The research house said it expected occupancy risks at malls and offices to remain, particularly in the Klang Valley.
“This is attributed to the ongoing oversupply of retail and office space in the Klang Valley and amplified by the adverse impact coming from Malaysia’s movement control order and the Covid-19 pandemic.
“We maintain our expectation for malls’ near-term earnings (particularly in the second quarter of 2020) to be significantly impacted due to weak consumer spending and lower rental income (via rental support, lower turnover rent and softer or negative rental reversion).”
Citing the National Property Information Centre’s recent statistics, Maybank IB said first quarter 2020 year-on-year occupancies were flattish/softer in Kuala Lumpur and Selangor.

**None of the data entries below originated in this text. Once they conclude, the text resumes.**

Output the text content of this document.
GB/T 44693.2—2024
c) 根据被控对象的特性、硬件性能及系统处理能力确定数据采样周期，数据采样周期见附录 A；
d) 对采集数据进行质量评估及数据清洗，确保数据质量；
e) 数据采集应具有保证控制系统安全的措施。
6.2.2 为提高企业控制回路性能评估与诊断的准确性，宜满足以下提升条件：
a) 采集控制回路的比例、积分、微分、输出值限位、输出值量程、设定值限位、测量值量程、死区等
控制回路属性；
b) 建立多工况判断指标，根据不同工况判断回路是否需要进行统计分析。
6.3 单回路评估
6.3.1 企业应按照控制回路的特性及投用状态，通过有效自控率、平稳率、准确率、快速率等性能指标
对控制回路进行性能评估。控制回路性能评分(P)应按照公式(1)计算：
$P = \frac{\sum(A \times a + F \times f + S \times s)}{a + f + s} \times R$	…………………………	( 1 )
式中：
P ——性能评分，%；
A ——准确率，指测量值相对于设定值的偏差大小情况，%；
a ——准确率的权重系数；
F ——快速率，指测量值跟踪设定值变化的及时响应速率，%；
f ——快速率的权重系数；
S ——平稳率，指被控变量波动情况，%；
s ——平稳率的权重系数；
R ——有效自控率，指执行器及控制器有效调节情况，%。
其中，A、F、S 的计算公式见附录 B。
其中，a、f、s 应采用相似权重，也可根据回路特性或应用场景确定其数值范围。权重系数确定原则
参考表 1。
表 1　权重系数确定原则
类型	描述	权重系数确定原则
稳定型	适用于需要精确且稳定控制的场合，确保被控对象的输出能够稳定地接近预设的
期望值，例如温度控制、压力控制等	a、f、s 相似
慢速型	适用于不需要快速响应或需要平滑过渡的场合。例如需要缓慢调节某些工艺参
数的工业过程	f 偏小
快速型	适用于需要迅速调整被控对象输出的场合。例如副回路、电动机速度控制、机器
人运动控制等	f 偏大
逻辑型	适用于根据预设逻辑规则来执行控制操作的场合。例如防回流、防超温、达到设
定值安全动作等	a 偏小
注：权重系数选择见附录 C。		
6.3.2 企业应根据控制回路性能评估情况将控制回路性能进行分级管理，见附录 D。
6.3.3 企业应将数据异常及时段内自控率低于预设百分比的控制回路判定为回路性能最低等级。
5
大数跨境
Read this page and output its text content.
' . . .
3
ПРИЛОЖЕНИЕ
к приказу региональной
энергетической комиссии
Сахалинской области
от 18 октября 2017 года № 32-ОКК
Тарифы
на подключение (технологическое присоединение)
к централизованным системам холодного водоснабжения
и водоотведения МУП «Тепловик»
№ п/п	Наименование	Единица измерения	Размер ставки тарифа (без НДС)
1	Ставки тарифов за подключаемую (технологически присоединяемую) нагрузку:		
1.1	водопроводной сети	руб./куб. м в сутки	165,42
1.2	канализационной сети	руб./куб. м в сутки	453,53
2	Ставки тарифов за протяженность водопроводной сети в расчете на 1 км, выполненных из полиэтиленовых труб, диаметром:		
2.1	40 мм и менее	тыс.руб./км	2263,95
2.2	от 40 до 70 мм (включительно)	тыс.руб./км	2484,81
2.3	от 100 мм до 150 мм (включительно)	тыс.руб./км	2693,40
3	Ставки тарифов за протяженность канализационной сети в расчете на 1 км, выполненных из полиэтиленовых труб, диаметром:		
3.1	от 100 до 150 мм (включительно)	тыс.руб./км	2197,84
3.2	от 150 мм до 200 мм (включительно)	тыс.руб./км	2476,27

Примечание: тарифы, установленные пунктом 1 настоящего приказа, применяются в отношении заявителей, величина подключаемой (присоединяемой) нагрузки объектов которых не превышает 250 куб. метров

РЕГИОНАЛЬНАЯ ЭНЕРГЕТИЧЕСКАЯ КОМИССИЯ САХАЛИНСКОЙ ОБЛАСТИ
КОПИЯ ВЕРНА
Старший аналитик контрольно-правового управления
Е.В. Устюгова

“Shopping complex occupancies in Kuala Lumpur and Selangor were 82.6% and 81.8% respectively and office occupancies were at 78.3% and 72%. Medium-term incoming supplies are 12.6 million sq ft of shopping complex (17.4% of existing supplies) and 17.9 million sq ft of office space (12.6%) aggregate of Kuala Lumpur and Selangor.”
Maybank IB said it remained cautious on the oversupply of retail and office space in the Klang Valley, which could exert pressure on occupancy rates and positive rental reversions; and in turn, increase the downside risks to distribution per units.
“Elsewhere, we believe any overnight policy rate hike would lower Malaysian REIT’s profitability (higher finance costs) and deter acquisitions (more expensive to fund acquisitions via borrowings).”
Maybank IB said YTL REIT is still its top buy.
“We believe the near-term negatives from its Australian portfolio are mostly priced in. Notwithstanding that, earnings prospects are still backed by its stable master lease properties in Malaysia and Japan, and a strong asset pipeline from its parent.
“YTL REIT’s total return is 30%. Our other buys are Sunway REIT and MRCB-Quill Reit, ” it said.